I have two nodes cluster having IP 192.168.1.2
and 192.168.1.3
My aerospike nodejs client is configured with 192.168.1.2
but when i restart this node. then my client is unable to connect with cluster.
question 1: should i add multipal IPs on client?
question 2: if i need to add multipal IPs what happen when i will add another node into the cluster? I have to edit my client configuration?
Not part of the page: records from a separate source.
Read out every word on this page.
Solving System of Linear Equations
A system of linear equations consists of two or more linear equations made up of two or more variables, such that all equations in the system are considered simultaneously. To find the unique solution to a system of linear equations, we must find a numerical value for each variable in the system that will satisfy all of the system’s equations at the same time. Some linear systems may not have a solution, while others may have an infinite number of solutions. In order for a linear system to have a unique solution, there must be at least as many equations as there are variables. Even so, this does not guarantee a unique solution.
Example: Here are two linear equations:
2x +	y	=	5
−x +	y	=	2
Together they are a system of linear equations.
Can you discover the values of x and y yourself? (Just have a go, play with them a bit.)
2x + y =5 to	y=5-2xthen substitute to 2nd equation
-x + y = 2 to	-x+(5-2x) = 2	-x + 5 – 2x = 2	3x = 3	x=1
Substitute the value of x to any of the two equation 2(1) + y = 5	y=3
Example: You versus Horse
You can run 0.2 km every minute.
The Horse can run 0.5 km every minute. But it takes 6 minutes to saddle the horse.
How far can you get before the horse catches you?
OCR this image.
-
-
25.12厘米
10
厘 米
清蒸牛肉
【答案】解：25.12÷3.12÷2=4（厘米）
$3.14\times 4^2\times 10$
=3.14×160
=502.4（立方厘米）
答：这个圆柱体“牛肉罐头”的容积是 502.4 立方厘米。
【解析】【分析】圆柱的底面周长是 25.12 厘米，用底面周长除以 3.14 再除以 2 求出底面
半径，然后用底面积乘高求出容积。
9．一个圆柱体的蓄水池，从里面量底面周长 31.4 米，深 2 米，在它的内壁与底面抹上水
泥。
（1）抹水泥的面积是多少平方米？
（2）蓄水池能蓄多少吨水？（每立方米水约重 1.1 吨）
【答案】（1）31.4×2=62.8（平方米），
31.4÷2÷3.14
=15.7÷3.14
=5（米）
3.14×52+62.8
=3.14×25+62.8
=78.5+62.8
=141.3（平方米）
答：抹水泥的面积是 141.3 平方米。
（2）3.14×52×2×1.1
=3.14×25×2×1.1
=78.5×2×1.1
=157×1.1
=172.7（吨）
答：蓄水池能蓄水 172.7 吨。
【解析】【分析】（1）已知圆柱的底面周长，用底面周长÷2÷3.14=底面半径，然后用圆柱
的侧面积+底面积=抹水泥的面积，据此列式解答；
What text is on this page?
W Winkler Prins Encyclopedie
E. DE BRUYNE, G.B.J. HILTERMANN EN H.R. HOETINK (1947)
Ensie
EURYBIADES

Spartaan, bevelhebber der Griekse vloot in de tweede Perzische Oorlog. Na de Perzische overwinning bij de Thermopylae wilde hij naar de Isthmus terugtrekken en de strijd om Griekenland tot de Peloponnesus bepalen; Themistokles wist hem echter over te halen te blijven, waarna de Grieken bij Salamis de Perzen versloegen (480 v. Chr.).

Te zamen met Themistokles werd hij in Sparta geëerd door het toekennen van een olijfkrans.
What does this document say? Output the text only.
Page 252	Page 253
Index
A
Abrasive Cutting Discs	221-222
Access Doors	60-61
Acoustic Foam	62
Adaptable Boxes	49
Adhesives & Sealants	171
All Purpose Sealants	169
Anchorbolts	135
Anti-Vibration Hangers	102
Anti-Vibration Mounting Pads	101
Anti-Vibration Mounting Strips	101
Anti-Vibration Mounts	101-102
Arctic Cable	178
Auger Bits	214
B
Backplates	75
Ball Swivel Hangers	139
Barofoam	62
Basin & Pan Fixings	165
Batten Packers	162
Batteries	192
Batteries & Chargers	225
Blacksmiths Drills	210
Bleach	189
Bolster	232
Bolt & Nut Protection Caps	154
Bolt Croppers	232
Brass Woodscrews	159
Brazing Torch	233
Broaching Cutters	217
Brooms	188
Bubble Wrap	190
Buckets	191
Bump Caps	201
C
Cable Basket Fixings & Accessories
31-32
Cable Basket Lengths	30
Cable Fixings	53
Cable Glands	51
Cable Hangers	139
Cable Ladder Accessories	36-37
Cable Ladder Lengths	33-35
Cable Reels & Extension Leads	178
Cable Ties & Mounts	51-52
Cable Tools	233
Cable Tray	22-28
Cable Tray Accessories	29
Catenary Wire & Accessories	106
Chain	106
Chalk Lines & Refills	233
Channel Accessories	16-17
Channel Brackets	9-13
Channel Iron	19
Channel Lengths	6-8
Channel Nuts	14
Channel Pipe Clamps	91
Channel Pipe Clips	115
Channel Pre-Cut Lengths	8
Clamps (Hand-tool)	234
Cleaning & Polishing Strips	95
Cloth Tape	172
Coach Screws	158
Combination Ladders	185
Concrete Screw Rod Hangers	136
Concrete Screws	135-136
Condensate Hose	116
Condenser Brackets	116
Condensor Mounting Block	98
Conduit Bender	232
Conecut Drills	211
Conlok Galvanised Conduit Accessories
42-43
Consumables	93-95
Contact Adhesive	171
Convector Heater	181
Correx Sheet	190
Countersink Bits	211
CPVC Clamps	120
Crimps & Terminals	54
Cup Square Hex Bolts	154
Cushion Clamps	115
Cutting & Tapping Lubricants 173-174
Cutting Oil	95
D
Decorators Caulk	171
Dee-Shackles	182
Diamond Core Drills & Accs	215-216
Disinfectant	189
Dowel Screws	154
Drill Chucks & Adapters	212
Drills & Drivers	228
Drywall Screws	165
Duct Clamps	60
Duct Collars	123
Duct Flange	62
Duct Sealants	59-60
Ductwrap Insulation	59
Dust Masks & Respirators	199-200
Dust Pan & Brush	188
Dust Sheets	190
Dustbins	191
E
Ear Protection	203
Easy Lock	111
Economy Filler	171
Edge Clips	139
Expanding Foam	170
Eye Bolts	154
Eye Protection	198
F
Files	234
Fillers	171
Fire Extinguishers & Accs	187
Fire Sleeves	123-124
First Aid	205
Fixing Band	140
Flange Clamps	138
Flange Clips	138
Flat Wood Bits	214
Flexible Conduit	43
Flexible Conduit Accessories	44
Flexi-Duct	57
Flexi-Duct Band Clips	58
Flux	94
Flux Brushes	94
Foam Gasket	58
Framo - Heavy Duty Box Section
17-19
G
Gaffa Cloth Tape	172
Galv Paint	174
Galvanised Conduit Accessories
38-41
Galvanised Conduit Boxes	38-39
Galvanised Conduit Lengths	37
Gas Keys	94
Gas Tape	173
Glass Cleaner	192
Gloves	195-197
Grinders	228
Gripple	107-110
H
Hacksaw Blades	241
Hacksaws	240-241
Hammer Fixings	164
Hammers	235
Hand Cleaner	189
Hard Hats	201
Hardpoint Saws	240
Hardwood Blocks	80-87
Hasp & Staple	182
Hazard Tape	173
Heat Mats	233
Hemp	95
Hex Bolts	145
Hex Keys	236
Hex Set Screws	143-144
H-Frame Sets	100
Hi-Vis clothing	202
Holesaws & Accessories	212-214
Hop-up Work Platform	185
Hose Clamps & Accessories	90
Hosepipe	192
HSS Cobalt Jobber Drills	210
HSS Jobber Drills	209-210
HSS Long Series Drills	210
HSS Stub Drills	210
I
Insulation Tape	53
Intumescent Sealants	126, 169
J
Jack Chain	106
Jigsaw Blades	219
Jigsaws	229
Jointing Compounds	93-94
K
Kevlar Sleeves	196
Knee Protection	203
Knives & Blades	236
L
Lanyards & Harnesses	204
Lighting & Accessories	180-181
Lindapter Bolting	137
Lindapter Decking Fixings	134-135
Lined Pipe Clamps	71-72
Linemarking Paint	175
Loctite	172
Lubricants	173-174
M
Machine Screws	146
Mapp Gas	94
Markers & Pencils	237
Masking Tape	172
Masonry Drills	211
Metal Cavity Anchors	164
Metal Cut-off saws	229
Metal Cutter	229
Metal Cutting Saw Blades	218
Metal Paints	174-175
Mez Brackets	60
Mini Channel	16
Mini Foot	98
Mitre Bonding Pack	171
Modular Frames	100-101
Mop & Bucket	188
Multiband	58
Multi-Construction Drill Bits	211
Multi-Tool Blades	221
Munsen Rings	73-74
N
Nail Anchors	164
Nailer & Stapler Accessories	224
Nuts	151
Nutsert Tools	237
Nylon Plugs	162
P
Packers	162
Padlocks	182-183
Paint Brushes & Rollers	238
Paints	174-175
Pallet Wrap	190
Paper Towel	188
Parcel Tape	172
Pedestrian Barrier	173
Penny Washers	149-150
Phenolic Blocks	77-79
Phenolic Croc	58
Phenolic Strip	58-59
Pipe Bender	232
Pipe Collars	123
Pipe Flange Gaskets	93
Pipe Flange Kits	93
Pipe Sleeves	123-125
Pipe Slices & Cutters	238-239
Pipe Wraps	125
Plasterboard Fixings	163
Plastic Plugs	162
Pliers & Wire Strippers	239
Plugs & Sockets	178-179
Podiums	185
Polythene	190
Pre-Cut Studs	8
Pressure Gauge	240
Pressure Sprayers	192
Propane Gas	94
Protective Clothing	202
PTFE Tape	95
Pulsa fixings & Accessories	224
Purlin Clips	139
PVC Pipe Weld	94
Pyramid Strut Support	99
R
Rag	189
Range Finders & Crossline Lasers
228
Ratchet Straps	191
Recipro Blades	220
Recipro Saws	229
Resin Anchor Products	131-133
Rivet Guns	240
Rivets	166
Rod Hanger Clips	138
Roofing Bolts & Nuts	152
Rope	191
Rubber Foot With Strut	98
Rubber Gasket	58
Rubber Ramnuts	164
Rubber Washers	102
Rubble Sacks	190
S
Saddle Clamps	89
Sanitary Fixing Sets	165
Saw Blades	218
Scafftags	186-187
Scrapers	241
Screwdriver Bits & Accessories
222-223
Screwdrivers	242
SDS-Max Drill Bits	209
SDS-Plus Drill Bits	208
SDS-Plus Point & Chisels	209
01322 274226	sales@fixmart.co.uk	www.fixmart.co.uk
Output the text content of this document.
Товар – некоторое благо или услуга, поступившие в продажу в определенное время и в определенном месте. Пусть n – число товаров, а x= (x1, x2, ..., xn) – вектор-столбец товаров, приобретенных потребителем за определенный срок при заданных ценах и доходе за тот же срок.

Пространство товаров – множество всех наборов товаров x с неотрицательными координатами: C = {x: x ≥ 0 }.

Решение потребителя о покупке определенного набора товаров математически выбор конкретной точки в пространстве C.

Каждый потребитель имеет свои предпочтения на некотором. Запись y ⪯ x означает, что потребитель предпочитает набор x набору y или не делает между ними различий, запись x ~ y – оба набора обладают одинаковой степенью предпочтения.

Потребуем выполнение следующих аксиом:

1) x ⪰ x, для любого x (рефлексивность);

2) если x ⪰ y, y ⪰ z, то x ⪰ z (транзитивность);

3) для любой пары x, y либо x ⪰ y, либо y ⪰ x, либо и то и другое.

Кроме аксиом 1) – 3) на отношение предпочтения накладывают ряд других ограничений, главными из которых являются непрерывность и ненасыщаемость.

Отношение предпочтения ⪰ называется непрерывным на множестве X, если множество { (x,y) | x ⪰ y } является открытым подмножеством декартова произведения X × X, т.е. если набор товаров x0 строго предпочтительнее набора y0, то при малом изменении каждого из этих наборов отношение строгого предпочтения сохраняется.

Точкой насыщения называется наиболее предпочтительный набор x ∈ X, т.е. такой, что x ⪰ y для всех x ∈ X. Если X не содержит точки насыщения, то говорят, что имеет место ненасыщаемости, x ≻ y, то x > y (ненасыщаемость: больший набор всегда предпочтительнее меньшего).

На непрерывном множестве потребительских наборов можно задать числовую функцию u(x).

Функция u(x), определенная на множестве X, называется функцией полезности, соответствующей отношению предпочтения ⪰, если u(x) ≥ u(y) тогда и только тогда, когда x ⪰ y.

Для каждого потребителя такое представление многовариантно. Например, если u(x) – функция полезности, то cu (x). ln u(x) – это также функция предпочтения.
question 3: assume i add 3rd node which ip is : 192.168.1.4
. What is the steps or to add this node into this cluster? I need to edit every existing node configuration file and add mesh-seed-address-port 192.168.1.4 3002
?
Note: My aerospike is configured with default configuration. I just added mesh-seed-address-port 192.168.1.2 3002
& mesh-seed-address-port 192.168.1.3 3002
on each node.
Upvotes: 3
Views: 268
Reputation: 7117
You can provide both IP addresses. When one node is down the client will timeout on connecting to it, and try the other IP address. It only needs one successful connection to 'seed' the cluster (meaning it learns about the other nodes and partition table at that point), so it stops after the first that works.
var config = {
hosts: [
{ addr: '192.168.1.2', port: 3000 },
{ addr: '192.168.1.3', port: 3000 }
]
}
For bigger cluster people usually set up a nameserver (such as BIND) and serve up one of the IPs using round-robin. That allows you to put the hostname as the address, which is a cleaner approach. A nameserver allows you to add and drop node IPs with a delay without being too worried.
As for (3) you can provide several mesh-seed-address-port lines, so that if one is not available you can still have a node added to the cluster. Look at Mesh (Unicast) Heartbeat for more information. The new node needs to be in mode mesh
and have an explicit IP address
. If you don't have to use mesh, it's better to use multicast for heartbeats.